However, the stock market has underperformed – in other words, the market has derated.
The value in certainty
As we move into a more uncertain world, with growth slowing and stimulus measures having less of an impact, certainty will continue to be fashionable.
As we are late in the cycle, the willingness to pay whatever price for certainty will not be the same as a few years back.
Stocks that have bumps in the road are being punished severely – those that just churn out the numbers have been strongly rerated upwards.
Does it make sense going for the high multiple stocks today, knowing that if they disappoint in a quarterly update they will be punished?
If the growth value tilt is shifting, does that mean the likes of Fundsmith Equity, Blue Whale Growth and Lazard Global Franchise – all quality growth funds – will start to struggle as the higher multiple means more certain growth stocks become riskier?
Or can you actually buy good growth at a reasonable price?
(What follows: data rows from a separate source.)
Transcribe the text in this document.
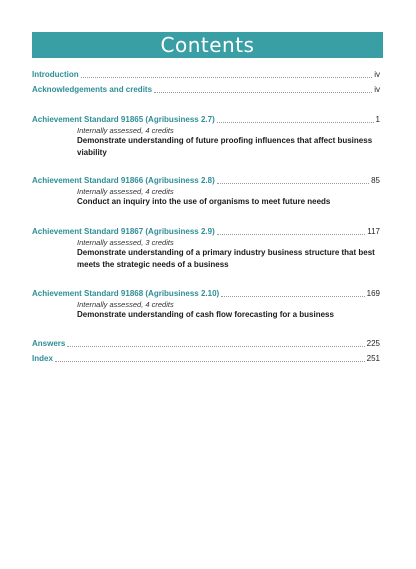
Contents
Introduction	iv
Acknowledgements and credits	iv
Achievement Standard 91865 (Agribusiness 2.7)	1
Internally assessed, 4 credits
Demonstrate understanding of future proofing influences that affect business viability
Achievement Standard 91866 (Agribusiness 2.8)	85
Internally assessed, 4 credits
Conduct an inquiry into the use of organisms to meet future needs
Achievement Standard 91867 (Agribusiness 2.9)	117
Internally assessed, 3 credits
Demonstrate understanding of a primary industry business structure that best meets the strategic needs of a business
Achievement Standard 91868 (Agribusiness 2.10)	169
Internally assessed, 4 credits
Demonstrate understanding of cash flow forecasting for a business
Answers	225
Index	251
Interestingly, Lazard’s top 10 holdings trade on a price-to-earnings ratio of 16.9 and a price-to-book ratio of 2.2 – both lower than MSCI World.
Blue Whale’s portfolio trades on a PE of 30, but trumping the lot (no pun intended) is Baillie Gifford’s US fund, which has an eye-watering PE of 90.
Growth at any price seems more appropriate there.
I am not knocking any of the approaches mentioned, and I am a happy holder of Blue Whale Growth, but surely valuation has to matter.
If missing results by a few percentage points can worry investors enough to knock10 per cent or more off the current share price, and the world is slowing, that will become more commonplace.
Is there going to be a proper resurgence in value?
Without interest rate increases that seems unlikely, and rate rises are not on the cards due to the sheer amount of debt sloshing around the global financial system.
However, I think the price paid for growth will become more discerning and there are pockets of value that could see recovery.
For example, if there is some form of Brexit resolution in the near future, the UK stock market could prove to be a good hunting ground, with domestically focused value stocks seeing a bounce as both UK and overseas investors take advantage of the current historically cheap valuations.
What I do not see is a continuation of the past decade, where the divergence in performance between growth and value has been so stark.
Fundamentals have to reassert themselves at some point, bringing the price paid for low-but-certain growth down, and the value in value stocks becoming more obvious.